5. Open Challenges and Future Directions
Open research directions include:
- Optimally choosing surrogates for black-box transfer, and formalization of capacity/similarity metrics beyond gradient alignment.
- Frequency domain and spectral approaches: Centralized perturbation attacks focus on low/mid-frequency components, aligning with shared model representations (Wu et al., 2023).
- Algorithmic frameworks such as bilevel optimization (BETAK), which coordinate initialization and hypergradient response to explicitly maximize transferability subject to surrogate adaptation (Liu et al., 2024).
- Physical-world and context-driven attacks: Extending transferability to real-world and context-dependent settings (e.g., physically realizable object detector attacks, jailbreaking LLMs under safety layers) (Cai et al., 2021, Yang et al., 25 Feb 2025).

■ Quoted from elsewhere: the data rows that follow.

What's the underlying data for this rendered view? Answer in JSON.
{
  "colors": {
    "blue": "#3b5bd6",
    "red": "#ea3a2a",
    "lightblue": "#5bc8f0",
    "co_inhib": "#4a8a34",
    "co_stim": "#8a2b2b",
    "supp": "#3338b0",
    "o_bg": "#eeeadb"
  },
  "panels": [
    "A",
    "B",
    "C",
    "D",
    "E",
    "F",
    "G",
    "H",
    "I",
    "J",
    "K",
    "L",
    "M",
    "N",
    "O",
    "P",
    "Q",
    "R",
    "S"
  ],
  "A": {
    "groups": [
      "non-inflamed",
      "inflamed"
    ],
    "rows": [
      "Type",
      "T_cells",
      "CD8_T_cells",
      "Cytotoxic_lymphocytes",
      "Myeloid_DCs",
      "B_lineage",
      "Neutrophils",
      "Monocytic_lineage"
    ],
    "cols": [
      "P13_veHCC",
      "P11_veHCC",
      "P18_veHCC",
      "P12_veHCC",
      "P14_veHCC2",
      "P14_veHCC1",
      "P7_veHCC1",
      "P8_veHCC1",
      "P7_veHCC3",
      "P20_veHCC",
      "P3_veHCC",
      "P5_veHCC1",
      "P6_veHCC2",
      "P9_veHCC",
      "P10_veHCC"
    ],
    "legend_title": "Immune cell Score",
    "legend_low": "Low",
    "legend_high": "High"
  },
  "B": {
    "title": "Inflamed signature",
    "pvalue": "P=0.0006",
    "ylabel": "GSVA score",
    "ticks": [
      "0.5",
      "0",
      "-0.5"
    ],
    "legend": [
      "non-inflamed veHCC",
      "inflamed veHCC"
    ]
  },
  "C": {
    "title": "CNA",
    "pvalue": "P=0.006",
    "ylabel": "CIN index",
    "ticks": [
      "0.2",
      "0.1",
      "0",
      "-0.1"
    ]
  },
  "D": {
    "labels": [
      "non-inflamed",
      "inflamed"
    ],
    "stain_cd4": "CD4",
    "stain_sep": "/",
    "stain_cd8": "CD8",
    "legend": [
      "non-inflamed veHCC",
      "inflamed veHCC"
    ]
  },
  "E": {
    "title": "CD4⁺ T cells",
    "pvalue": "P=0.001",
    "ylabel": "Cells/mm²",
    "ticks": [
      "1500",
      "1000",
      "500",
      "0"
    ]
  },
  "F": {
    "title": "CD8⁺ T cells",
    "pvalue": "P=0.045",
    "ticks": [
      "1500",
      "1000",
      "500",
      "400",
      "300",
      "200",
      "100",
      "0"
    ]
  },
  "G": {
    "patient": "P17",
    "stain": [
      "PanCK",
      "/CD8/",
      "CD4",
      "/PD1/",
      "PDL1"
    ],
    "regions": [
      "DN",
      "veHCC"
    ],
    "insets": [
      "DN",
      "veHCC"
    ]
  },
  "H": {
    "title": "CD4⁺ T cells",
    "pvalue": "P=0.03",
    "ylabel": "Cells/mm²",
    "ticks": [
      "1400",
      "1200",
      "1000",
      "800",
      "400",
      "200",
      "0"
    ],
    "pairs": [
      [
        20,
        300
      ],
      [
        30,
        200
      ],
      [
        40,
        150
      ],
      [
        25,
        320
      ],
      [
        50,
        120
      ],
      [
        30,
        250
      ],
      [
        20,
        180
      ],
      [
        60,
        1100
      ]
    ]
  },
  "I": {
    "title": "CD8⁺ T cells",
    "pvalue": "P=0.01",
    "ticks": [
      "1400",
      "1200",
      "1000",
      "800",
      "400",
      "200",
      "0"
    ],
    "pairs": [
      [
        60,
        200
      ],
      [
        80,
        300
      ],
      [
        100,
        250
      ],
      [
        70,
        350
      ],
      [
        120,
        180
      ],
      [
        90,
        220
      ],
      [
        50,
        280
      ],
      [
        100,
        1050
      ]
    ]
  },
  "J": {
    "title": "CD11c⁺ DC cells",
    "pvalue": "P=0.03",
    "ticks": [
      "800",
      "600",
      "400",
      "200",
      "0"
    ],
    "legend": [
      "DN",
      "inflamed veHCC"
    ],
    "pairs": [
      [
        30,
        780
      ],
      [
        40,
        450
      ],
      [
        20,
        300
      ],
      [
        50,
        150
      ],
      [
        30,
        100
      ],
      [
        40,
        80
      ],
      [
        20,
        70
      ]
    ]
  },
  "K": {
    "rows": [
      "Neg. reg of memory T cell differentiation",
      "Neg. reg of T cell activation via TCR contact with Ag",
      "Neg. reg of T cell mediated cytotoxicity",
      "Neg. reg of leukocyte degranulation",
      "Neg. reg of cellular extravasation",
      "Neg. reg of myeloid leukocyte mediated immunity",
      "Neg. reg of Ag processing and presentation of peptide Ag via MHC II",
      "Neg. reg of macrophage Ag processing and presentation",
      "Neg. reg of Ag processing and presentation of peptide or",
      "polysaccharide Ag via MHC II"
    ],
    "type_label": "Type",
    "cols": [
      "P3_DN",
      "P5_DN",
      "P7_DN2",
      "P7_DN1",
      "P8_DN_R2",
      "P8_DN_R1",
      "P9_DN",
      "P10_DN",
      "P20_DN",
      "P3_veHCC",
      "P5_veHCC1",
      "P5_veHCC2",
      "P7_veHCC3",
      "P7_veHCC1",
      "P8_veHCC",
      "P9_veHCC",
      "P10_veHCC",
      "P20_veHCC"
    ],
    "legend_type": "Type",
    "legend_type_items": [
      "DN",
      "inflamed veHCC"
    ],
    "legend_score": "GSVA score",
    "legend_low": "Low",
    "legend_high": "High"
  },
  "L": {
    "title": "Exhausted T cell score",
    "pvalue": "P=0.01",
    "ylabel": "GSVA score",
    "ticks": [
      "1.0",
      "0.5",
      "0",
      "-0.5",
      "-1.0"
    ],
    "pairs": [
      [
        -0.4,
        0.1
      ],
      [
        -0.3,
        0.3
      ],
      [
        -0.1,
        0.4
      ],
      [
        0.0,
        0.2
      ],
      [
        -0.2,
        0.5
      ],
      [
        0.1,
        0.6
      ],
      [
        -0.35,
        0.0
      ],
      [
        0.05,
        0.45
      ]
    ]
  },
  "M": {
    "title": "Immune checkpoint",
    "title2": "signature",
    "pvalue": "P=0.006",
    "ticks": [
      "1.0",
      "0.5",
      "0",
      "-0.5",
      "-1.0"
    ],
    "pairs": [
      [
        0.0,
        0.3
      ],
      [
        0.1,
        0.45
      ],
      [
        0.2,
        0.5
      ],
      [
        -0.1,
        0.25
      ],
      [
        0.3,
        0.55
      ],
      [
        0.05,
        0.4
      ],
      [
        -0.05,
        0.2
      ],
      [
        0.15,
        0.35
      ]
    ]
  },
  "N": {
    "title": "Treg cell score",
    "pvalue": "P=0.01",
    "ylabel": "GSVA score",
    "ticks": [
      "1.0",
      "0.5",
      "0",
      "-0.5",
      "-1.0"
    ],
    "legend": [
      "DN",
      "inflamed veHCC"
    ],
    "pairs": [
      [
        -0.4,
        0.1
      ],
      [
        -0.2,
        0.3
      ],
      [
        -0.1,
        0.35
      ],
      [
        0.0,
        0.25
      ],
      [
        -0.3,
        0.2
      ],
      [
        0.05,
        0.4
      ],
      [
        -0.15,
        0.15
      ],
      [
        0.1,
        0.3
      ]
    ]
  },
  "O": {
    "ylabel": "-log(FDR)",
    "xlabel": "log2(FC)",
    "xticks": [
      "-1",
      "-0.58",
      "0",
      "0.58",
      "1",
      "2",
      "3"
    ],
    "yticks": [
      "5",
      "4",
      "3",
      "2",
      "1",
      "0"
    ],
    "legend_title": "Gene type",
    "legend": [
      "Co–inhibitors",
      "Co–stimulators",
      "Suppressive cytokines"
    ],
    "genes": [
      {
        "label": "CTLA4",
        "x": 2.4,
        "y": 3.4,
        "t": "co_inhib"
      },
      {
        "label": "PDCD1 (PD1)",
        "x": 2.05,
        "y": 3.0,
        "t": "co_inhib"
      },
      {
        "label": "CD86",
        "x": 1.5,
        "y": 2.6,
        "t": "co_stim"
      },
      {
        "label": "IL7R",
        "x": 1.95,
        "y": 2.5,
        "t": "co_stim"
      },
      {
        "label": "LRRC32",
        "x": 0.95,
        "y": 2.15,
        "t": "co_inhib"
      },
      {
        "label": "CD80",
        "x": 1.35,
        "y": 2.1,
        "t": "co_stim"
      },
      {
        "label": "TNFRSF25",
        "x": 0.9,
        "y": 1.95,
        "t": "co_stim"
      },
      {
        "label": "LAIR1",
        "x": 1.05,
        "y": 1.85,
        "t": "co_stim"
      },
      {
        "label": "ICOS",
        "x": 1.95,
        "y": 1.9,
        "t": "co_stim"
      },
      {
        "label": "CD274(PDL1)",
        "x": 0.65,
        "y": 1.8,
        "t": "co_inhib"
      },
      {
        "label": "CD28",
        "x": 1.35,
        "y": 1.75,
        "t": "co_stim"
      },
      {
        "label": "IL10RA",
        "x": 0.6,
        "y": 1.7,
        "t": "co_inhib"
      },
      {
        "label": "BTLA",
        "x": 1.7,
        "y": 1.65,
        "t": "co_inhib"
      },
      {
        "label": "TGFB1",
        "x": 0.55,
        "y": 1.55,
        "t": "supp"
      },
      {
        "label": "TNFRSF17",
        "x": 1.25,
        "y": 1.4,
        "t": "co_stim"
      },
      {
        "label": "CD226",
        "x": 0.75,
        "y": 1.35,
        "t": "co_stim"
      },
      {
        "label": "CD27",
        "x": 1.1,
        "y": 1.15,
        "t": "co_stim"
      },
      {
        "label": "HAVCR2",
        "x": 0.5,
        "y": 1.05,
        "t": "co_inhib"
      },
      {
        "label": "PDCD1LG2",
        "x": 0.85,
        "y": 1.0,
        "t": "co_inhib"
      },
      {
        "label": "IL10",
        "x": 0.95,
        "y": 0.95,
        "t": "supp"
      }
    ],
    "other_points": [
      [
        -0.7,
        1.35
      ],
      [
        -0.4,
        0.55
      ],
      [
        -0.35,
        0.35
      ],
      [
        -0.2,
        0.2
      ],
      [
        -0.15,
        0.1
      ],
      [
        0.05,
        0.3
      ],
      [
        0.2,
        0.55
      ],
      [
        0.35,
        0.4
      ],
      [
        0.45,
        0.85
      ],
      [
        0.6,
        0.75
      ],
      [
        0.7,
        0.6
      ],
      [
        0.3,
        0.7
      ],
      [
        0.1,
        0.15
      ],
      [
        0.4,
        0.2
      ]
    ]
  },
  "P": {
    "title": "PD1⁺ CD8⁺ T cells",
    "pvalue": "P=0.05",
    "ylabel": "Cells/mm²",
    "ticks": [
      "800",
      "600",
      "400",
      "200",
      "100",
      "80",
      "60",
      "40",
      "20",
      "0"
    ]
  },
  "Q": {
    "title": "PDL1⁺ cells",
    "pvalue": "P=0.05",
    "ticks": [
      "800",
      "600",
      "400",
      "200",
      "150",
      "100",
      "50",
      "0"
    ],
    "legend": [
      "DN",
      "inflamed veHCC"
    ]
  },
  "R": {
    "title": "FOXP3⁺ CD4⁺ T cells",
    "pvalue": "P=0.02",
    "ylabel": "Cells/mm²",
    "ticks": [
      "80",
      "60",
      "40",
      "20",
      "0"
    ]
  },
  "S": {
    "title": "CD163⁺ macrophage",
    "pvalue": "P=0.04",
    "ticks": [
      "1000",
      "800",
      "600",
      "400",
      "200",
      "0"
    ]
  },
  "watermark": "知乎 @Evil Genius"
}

- Defense-evasion arms race: Most current defenses are not robust to unknown, unconstrained transfer attacks, especially where non-L-infinity norms or novel domain transfer mechanisms are used.
A plausible implication is that as models, training data, and attack algorithms continue to diversify, both attackers and defenders must move towards ensemble and structure-aware strategies that reflect the practical heterogeneity of real-world deployment scenarios.
6. Comprehensive Evaluation and Best Practices
A systematic evaluation of transfer attacks should consider both transferability and stealthiness using diverse metrics (ASR, PSNR, SSIM, LPIPS, FID), sweeping hyperparameters (iteration count, augmentation multiplicity, target layers) (Zhao et al., 2022). Best practices include:
- Early stopping in iterative attacks for optimal transfer.
- Hyperparameter fairness across categories (e.g., same step-size/copy count for augmentation methods).
- Defense evaluation against unseen attack types and attack signature analysis (e.g., using diagnostic classifiers to fingerprint attack generation processes).
- Release of code, standardized benchmarks, and attack lists to promote reproducibility (Zhao et al., 2022).
References
- (Mao et al., 2022) Transfer Attacks Revisited: A Large-Scale Empirical Study in Real Computer Vision Settings
- (Zhao et al., 2022) Towards Good Practices in Evaluating Transfer Adversarial Attacks
- (Zhang et al., 2023) Transferable Adversarial Attacks on Vision Transformers with Token Gradient Regularization
- (Liu et al., 2023) Transferable Availability Poisoning Attacks
- (Yang et al., 25 Feb 2025) Guiding not Forcing: Enhancing the Transferability of Jailbreaking Attacks on LLMs via Removing Superfluous Constraints
- (Chen et al., 4 Feb 2025) Dual-Flow: Transferable Multi-Target, Instance-Agnostic Attacks via In-the-wild Cascading Flow Optimization
- (Wu et al., 2023) Towards Transferable Adversarial Attacks with Centralized Perturbation
- (He et al., 2023) Transferable Attack for Semantic Segmentation
- (Zhang et al., 2023) Transfer Attacks and Defenses for LLMs on Coding Tasks
- (Zheng et al., 2024) Downstream Transfer Attack: Adversarial Attacks on Downstream Models with Pre-trained Vision Transformers
- (Guesmi et al., 26 May 2025) TESSER: Transfer-Enhancing Adversarial Attacks from Vision Transformers via Spectral and Semantic Regularization
- (Sitawarin et al., 2023) PubDef: Defending Against Transfer Attacks From Public Models
- (Alecci et al., 2023) Your Attack Is Too DUMB: Formalizing Attacker Scenarios for Adversarial Transferability
- (Yang et al., 2023) Towards Deep Learning Models Resistant to Transfer-based Adversarial Attacks via Data-centric Robust Learning
These works collectively define the state of the art and theory in transfer attacks, their practical methodologies, empirical properties, and countermeasures.